Urban farming takes root in Columbia

The Columbia Center for Urban Agriculture welcomes volunteers to see what they can grow.

Amid the closely-packed houses north of Columbia College lies a small lot of green space. Despite its size, from this modest beginning, a huge urban agriculture movement is taking root.   Volunteers come to the Columbia Center for Urban Agriculture's Smith and Fay Production Farm from around Columbia to get their hands dirty and discover the process of growing local, sustainable food.   Adam Saunders, one of the co-founders of Columbia Center for Urban Agriculture, said the organization's urban farm is just one of many local steps in a national movement toward sustainable agriculture.   “Urban farming just makes sense, because people live in the city, and people need food,” he said. “It makes people's food more accessible to them.”   To inform the community about where its food comes from, CCUA offers many classes, tours and volunteer hours. The classes they offer teach skills such as gardening, preserving food and cleaning chickens.   Saunders said he and his co-founders started the farm in hopes of bringing the community closer to its food.

“Our goal is for people to come out and see the garden, volunteer their time and, in the process, learn the fundamental skills and techniques of small scale, sustainable agriculture,” he said.   Volunteers can expect typical gardening work, such as hoeing, planting and harvesting plants. Not only does a volunteer learn how to complete these and other tasks, but they are also taught how a farm works from the soil up.

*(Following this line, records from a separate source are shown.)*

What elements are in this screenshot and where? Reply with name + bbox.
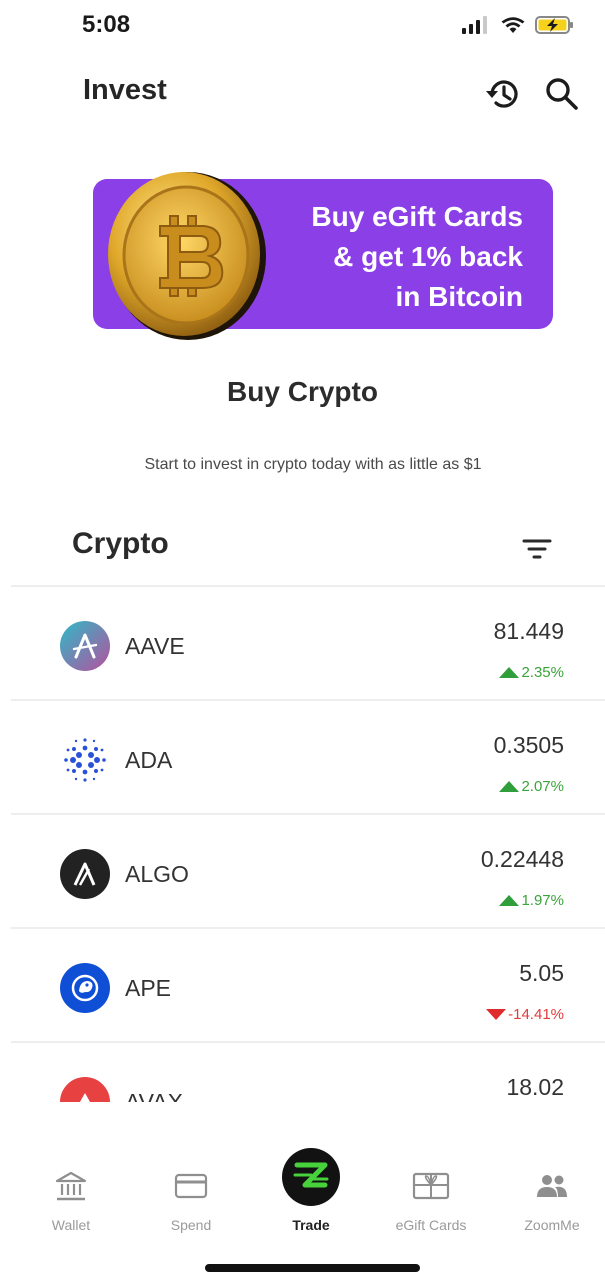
status-bar: 5:08 xyxy=(0,0,605,52)
crypto-symbol: APE xyxy=(125,975,172,1001)
crypto-list: AAVE 81.449 2.35% ADA 0.3505 2.07% ALGO … xyxy=(11,585,605,1102)
up-arrow-icon xyxy=(499,667,520,678)
crypto-row-ada[interactable]: ADA 0.3505 2.07% xyxy=(11,699,605,813)
crypto-row-avax[interactable]: AVAX 18.02 xyxy=(11,1041,605,1102)
bitcoin-coin-icon xyxy=(108,172,266,340)
bank-icon xyxy=(55,1171,87,1201)
crypto-change-value: 2.07% xyxy=(521,778,564,795)
wifi-icon xyxy=(501,17,525,33)
home-indicator[interactable] xyxy=(205,1264,420,1272)
tab-trade[interactable]: Trade xyxy=(256,1140,366,1240)
banner-line-1: Buy eGift Cards xyxy=(311,201,523,232)
history-button[interactable] xyxy=(481,72,525,116)
crypto-change: 2.07% xyxy=(499,778,564,795)
zoom-z-icon xyxy=(282,1148,340,1206)
crypto-change-value: 2.35% xyxy=(521,664,564,681)
header: Invest xyxy=(0,60,605,124)
tab-zoomme[interactable]: ZoomMe xyxy=(497,1140,605,1240)
search-icon xyxy=(546,78,578,110)
cellular-signal-icon xyxy=(462,16,487,34)
history-icon xyxy=(486,80,518,108)
tab-label: Trade xyxy=(292,1217,330,1233)
tab-label: Spend xyxy=(170,1217,212,1233)
up-arrow-icon xyxy=(499,895,520,906)
crypto-symbol: ADA xyxy=(125,747,173,773)
crypto-symbol: AAVE xyxy=(125,633,185,659)
buy-crypto-subtitle: Start to invest in crypto today with as … xyxy=(144,456,482,473)
crypto-symbol: AVAX xyxy=(125,1089,183,1102)
crypto-price: 5.05 xyxy=(519,960,564,986)
crypto-price: 0.22448 xyxy=(480,846,564,872)
crypto-list-title: Crypto xyxy=(72,527,169,560)
tab-label: ZoomMe xyxy=(524,1217,580,1233)
avalanche-logo-icon xyxy=(60,1077,110,1102)
tab-spend[interactable]: Spend xyxy=(136,1140,246,1240)
banner-line-2: & get 1% back xyxy=(333,241,523,272)
crypto-row-aave[interactable]: AAVE 81.449 2.35% xyxy=(11,585,605,699)
page-title: Invest xyxy=(83,74,167,106)
cardano-logo-icon xyxy=(60,735,110,785)
banner-text: Buy eGift Cards & get 1% back in Bitcoin xyxy=(233,197,523,317)
filter-button[interactable] xyxy=(518,530,556,568)
tab-wallet[interactable]: Wallet xyxy=(16,1140,126,1240)
up-arrow-icon xyxy=(499,781,520,792)
crypto-change: 1.97% xyxy=(499,892,564,909)
aave-logo-icon xyxy=(60,621,110,671)
people-icon xyxy=(537,1175,567,1197)
search-button[interactable] xyxy=(540,72,584,116)
battery-charging-icon xyxy=(535,16,573,34)
apecoin-logo-icon xyxy=(60,963,110,1013)
banner-line-3: in Bitcoin xyxy=(395,281,523,312)
gift-card-icon xyxy=(412,1172,450,1200)
tab-label: eGift Cards xyxy=(395,1217,467,1233)
status-time: 5:08 xyxy=(82,11,131,38)
crypto-change: -14.41% xyxy=(486,1006,564,1023)
crypto-row-algo[interactable]: ALGO 0.22448 1.97% xyxy=(11,813,605,927)
crypto-price: 0.3505 xyxy=(493,732,564,758)
down-arrow-icon xyxy=(486,1009,507,1020)
status-icons xyxy=(461,15,575,35)
filter-icon xyxy=(522,539,552,559)
crypto-price: 81.449 xyxy=(493,618,564,644)
algorand-logo-icon xyxy=(60,849,110,899)
crypto-change-value: -14.41% xyxy=(508,1006,564,1023)
crypto-row-ape[interactable]: APE 5.05 -14.41% xyxy=(11,927,605,1041)
crypto-change-value: 1.97% xyxy=(521,892,564,909)
crypto-price: 18.02 xyxy=(506,1074,564,1100)
tab-label: Wallet xyxy=(51,1217,91,1233)
crypto-list-header: Crypto xyxy=(0,522,605,582)
bottom-tab-bar: Wallet Spend Trade eGift Cards ZoomMe xyxy=(0,1140,605,1245)
crypto-change: 2.35% xyxy=(499,664,564,681)
crypto-symbol: ALGO xyxy=(125,861,189,887)
buy-crypto-title: Buy Crypto xyxy=(227,376,378,407)
tab-egift-cards[interactable]: eGift Cards xyxy=(376,1140,486,1240)
card-icon xyxy=(174,1173,208,1199)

Saunders and his team teach volunteers lessons on a variety of topics, including how to prevent soil erosion and what seasons provide the best climate for certain crops.   MU senior Andrea Stone, who has an internship at CCUA, said there is a lot more to gardening than just harvesting plants.   “I love CCUA’s goal of teaching people and connecting them with where their food is from, ” she said. “What they teach promotes investing in where you live in, being more connected and making choices that will improve your community.”   The emphasis on community is apparent during volunteer hours, when volunteers and interns chatter away while clearing land for the next crop.

CCUA invites any community member into its farm to volunteer, take a class or take a tour to see how a real, local organic farm works.   MU sophomore Matt Cunetto, a plant science major, has seen his fair share of farms. After working on two other organic farms and the university research farm, he said this farm is different.   “It’s good to have a nice farm in the middle of the urban sprawl,” Cunetto said. “It’s important to try to eat local, because there are less preservatives and less fossil fuels to get food from farm to plate.”   Many think the manual labor of farming cannot be enjoyable. The people of CCUA hope to help the community see the simple joy of working hard to create good food.   “At school you get a grade for what you do," Cunetto said. "Here, you get something back for what you do. You can weed a whole row and look back and see what you did. It gives you a sense of accomplishment.”